Speaking of journeys, Lil Man's selection to an "all-star" baseball team this summer has fully immersed us into the abyss of Sports Parenthood, a land where the allure of scholarships and the pros become more palpable with each strong throw, hit, or cleanly fielded grounder. I'm shocked at the practice schedule for a seven year old, but he seems to love it, so like most parents I know, I'll have my stadium chair in hand all summer as I cheer him on. I've sworn to keep from pushing Lil Man over the edge into burn out land by swearing these three things. I expect my friends to hold me accountable as you're part of the village.
1. NO year-round baseball (or any other sport) until high school. This baseball road is looooong. Might as well keep it fresh and fun as long as possible. In my own experience as an athlete, I know the cost of being immersed in a sport for so long without a break. I've also seen it as a coach.
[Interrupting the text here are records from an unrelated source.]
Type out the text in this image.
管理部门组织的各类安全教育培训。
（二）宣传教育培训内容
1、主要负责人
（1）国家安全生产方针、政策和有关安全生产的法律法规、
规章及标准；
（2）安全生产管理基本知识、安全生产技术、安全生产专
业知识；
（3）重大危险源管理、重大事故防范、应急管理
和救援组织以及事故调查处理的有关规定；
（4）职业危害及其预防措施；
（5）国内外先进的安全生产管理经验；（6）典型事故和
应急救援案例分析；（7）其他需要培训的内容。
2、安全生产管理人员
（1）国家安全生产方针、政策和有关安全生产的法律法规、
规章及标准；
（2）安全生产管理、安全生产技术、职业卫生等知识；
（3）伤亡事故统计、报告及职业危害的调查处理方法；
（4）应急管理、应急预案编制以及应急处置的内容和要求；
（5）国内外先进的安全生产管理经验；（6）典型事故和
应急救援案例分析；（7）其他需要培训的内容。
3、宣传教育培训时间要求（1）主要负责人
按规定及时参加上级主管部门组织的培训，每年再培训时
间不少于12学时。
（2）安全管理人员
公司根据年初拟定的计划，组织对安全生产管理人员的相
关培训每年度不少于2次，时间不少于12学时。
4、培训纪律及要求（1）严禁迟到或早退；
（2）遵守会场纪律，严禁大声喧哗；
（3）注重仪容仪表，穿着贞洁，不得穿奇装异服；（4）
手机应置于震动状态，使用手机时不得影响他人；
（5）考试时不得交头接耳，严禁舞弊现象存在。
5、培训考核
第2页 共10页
2. NO extra "work" with Dad unless requested. There's plenty of practice time. No need for me to add to it to satisfy my ego. If Lil Man doesn't like his performance at practice or a game and wants to take some extra time, then I'm there with my glove. Otherwise, I'm just Dad.
3. NO "coaching" once we leave the field. I know nothing substantive about baseball. I like it that way. I trust the coaches to do their job, so I can just do mine of being the loudest cheering Dad.